"And weak lemonade in between," grumbles Ambrose. "What do they take me for, a gold fish?"
"We'll try a cabaret next," says I.
We did. They had the place fixed up fancy, too, blue and green toy balloons floatin' around the ceilin', a peacock in a big gold cage, tables ranged around the dancin' space, and the trombone artist puttin' his whole soul into a pumpin' out "The Alcoholic Blues." And you could order most anything off the menu, from a poulet casserole to a cheese sandwich. Amby and 'Chita splurged on a cafe parfait and a grape juice rickey. Other dissipated couples at nearby tables were indulgin' in canapes of caviar and frosted sarsaparillas. But shortly after midnight the giddy revellers begun to thin out and the girl waiters got yawny.

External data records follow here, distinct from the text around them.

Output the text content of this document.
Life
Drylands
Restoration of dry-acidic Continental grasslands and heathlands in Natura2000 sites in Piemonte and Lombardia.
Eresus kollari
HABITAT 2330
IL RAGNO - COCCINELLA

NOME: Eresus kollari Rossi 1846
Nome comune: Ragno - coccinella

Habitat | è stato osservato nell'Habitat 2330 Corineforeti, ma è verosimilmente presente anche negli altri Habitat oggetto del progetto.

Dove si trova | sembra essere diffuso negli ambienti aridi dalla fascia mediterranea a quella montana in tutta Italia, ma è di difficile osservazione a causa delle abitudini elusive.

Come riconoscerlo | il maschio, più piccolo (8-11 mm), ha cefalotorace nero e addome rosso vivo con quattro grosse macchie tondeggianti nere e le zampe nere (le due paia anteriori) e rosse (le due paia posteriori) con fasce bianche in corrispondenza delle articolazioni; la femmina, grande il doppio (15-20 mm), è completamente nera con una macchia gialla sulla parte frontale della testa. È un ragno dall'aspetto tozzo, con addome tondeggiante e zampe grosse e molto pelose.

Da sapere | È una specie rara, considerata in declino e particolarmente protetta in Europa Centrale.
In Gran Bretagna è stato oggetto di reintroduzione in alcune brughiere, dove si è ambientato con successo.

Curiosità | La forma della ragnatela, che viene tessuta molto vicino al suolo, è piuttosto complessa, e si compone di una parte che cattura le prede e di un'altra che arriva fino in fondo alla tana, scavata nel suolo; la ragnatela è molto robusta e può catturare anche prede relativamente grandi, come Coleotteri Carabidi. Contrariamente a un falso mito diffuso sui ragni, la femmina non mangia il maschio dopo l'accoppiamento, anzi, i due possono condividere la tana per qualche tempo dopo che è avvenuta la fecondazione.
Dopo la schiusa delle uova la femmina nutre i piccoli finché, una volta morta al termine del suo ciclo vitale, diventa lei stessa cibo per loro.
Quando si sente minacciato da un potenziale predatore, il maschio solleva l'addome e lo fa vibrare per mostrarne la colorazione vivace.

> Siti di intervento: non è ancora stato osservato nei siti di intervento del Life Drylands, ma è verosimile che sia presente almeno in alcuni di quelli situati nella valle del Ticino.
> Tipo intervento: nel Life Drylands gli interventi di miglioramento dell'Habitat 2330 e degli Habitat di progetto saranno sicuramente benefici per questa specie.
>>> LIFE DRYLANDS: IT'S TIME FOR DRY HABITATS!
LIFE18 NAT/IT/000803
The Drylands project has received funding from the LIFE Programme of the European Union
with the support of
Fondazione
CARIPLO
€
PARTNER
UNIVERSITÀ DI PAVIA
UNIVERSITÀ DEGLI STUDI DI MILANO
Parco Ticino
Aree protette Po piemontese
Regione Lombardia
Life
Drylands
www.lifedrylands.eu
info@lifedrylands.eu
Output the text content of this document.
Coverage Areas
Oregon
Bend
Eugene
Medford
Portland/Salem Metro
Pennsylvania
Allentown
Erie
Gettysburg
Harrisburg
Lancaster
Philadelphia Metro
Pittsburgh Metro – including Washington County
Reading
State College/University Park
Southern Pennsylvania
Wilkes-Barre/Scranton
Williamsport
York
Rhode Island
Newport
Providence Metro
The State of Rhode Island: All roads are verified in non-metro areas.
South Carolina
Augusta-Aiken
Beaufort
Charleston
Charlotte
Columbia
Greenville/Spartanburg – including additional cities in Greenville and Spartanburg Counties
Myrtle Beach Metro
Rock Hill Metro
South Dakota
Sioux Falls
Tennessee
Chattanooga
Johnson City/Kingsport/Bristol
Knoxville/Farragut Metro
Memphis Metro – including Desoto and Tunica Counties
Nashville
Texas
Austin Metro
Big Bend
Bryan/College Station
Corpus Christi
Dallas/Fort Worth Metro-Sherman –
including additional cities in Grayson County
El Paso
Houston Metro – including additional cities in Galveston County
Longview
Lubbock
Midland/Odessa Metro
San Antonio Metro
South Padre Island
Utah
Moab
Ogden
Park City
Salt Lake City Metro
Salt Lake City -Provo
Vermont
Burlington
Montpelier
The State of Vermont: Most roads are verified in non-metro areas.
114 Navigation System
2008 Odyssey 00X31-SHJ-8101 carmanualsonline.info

"How about a round of strawb'ry ice cream sodas; eh, Amby?" I suggests.
"No," says he, "I'm no high school girl. I've put away so much of that sweet slush now that I'll be bilious for a week. But say, Torchy, honest to goodness, is Broadway like this all the time now?"
"No," says I. "They're goin' to have a Y.W.C.A. convention here next week and I expect that'll stir things up quite a bit."
"Sorry," says Amby, "but I shan't be here."
"No?" says I.
"Pos-i-tively," says Ambrose. "'Chita and I will be on our way back by that time; back to good old Buenos Ayres, where there's more doing in a minute than happens the whole length of Broadway in a month. And listen, old son; when we open a bottle something besides the pop will come out of it." "Better hurry," says I. "Maybe Pussyfoot Johnson's down there now monkeying with the constitution."